Specifically, BlackRock’s managers warned that if the proposed 28% corporate income tax rate and a 21% global minimum tax were imposed, the average earnings per share of companies in the S&P 500 could fall as much as 7% lower in 2022. 

Reiman and his colleagues believe that while it’s likely Democrats will manage to move tax rates higher, the hikes will be more modest than Biden’s initial proposals. They note, for example, Biden’s willingness to consider a more moderate increase in the top corporate tax rate to 25%, as favored by key centrist Sen. Joe Manchin, D-W.Va.

“These programs are going to need to be financed in part by higher corporate — and maybe even individual — tax rates if they’re going to pass it through the Senate under reconciliation,” Reiman added. 

JPMorgan: Biden can’t deliver

Others take a more pessimistic view about Biden’s ability to muster enough support for higher levies.

“We do not believe that US politics will hurt US stocks in absolute terms, as it is unlikely that Biden will be able to deliver on some potentially market-unfriendly proposals on taxation / Tech regulation,” JPMorgan’s equity strategy team told clients Monday.

“In relative terms though, investor sentiment might be impeded as there is a headline newsflow risk with respect to some of these policies,” they added.

To Bush-era Treasury official Fratto, the strained negotiations between Republicans and Democrats over how to pay for infrastructure are almost nonsensical given how cheap it is to borrow.

“Borrowing has been cheap for a long time. It is exceedingly cheap now, and it’s not clear that that is going to change,” he said. “When you don’t have that pressure of the ever-increasing cost of your debt, the pay-for arguments get to be really hard.”

Between the Federal Reserve’s easy monetary policies and robust demand for U.S. debt around the world, interest rates on American bonds have fallen for much of the past decade.
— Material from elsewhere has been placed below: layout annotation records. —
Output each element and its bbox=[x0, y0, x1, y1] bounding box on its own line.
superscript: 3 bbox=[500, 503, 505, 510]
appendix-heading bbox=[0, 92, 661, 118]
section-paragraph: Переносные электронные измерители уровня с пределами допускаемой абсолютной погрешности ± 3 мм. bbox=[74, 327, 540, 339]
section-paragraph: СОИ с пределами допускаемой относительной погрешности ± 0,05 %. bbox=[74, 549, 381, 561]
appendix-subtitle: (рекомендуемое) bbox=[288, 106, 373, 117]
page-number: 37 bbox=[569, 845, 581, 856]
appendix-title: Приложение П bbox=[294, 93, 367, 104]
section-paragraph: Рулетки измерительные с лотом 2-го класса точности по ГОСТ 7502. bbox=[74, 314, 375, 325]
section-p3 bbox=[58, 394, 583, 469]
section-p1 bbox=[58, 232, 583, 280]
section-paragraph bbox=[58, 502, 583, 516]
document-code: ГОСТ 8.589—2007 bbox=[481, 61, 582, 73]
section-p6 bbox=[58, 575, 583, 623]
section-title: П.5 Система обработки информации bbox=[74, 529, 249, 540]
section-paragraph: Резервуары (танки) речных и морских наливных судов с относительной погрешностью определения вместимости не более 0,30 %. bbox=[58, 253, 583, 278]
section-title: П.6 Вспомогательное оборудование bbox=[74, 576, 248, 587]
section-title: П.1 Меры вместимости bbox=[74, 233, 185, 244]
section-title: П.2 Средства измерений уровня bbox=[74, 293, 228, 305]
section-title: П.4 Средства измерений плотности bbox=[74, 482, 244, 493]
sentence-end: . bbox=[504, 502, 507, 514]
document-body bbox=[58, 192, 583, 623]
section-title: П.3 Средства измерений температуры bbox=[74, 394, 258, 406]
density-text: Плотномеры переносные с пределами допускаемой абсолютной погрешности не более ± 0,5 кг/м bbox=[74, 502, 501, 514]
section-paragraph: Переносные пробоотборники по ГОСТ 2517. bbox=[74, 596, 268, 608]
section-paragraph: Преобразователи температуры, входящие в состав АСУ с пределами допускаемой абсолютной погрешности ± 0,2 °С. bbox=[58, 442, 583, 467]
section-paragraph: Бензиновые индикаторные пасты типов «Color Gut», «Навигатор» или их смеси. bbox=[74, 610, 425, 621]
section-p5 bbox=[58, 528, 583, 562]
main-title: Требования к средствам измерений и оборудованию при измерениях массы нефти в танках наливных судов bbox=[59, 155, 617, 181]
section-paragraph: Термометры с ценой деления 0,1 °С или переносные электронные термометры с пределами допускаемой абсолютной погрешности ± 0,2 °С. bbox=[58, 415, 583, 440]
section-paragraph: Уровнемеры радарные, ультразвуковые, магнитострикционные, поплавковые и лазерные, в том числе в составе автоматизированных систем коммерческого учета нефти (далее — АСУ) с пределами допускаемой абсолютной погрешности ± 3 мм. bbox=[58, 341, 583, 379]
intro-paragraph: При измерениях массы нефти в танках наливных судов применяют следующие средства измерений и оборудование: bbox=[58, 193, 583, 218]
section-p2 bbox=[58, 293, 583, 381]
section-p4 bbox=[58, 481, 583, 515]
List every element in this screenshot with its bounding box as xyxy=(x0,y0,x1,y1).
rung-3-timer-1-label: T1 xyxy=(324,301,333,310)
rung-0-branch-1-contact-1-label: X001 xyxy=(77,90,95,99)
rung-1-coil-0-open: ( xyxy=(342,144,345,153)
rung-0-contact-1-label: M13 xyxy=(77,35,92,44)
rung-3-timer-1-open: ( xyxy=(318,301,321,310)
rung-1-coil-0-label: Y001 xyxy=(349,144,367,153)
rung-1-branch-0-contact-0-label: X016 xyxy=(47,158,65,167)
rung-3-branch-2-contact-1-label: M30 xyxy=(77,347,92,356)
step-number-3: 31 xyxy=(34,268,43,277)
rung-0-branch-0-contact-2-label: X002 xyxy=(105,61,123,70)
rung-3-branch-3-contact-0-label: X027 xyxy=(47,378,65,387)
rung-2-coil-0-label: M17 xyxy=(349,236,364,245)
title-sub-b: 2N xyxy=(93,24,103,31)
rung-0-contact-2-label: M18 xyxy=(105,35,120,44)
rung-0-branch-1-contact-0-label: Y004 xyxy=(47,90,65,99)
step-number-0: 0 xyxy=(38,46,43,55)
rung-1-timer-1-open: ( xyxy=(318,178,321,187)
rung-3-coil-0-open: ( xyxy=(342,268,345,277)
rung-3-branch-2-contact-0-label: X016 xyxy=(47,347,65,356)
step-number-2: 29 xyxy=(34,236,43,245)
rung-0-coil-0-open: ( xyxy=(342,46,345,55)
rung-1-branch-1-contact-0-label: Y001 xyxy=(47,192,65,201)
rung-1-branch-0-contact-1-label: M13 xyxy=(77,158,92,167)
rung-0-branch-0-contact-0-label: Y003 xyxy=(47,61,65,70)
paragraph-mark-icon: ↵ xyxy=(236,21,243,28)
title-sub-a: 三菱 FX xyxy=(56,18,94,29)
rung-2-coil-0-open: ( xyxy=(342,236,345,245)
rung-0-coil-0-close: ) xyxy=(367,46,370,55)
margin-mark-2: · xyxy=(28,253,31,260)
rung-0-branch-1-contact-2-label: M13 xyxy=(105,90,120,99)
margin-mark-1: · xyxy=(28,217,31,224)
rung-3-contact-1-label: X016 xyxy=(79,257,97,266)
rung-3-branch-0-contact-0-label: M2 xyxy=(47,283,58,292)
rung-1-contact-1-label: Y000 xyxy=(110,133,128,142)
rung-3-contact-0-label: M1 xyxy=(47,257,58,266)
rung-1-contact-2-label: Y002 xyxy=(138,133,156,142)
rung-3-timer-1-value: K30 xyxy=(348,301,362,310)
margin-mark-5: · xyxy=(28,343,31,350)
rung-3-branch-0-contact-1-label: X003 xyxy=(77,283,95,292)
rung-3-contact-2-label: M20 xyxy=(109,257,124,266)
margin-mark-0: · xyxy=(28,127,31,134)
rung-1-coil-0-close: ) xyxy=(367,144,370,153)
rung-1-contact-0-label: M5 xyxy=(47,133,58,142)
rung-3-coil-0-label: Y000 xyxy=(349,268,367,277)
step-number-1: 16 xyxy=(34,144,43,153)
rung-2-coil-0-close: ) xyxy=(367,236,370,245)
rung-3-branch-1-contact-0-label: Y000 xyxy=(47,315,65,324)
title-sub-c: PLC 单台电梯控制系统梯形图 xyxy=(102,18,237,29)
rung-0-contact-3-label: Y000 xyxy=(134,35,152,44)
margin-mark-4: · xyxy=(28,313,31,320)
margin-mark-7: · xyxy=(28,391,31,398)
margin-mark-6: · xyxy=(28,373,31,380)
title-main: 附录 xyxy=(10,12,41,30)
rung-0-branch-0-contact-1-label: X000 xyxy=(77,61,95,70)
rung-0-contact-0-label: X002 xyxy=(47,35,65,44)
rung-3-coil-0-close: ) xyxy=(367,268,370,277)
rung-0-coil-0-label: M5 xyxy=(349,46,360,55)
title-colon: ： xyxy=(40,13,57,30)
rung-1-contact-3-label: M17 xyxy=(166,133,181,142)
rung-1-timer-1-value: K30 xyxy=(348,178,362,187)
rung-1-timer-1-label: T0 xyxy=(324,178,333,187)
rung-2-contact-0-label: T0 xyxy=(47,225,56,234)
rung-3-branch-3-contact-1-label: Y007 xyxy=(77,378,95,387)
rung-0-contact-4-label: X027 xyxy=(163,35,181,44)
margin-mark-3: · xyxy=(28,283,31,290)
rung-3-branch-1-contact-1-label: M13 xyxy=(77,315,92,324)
The rate on the 10-year Treasury note, which traded north of 6% in 2000, was last seen around 1.3% after wallowing under 1% for much of 2020.

But Fratto isn’t the only one who sees untapped potential in the market for sovereign debt. 

Citigroup strategist Vikram Rai has for months touted the appeal of an Obama-era tool known as Build America Bonds. These special, taxable municipal bonds allow states and counties to issue debt with interest costs subsidized by the federal government. 

The Obama administration first introduced the bonds (known as BABs)  in 2009 to finance capital projects and jump-start a struggling U.S. economy as it climbed out of the Great Recession. 

“The arguments on paper through my whole career in Washington, going back to the late 1980s and early 1990s, was this story that was told that we need to pay for [stimulus]. Otherwise, bond rates are going to spike or we’re going to get inflation,” Fratto said.

“Whatever the limit is that would result in saturating the market with Treasurys, we haven’t discovered it,” he said. “And we seem to be far away from it.”

CNBC’s Michael Bloom contributed reporting.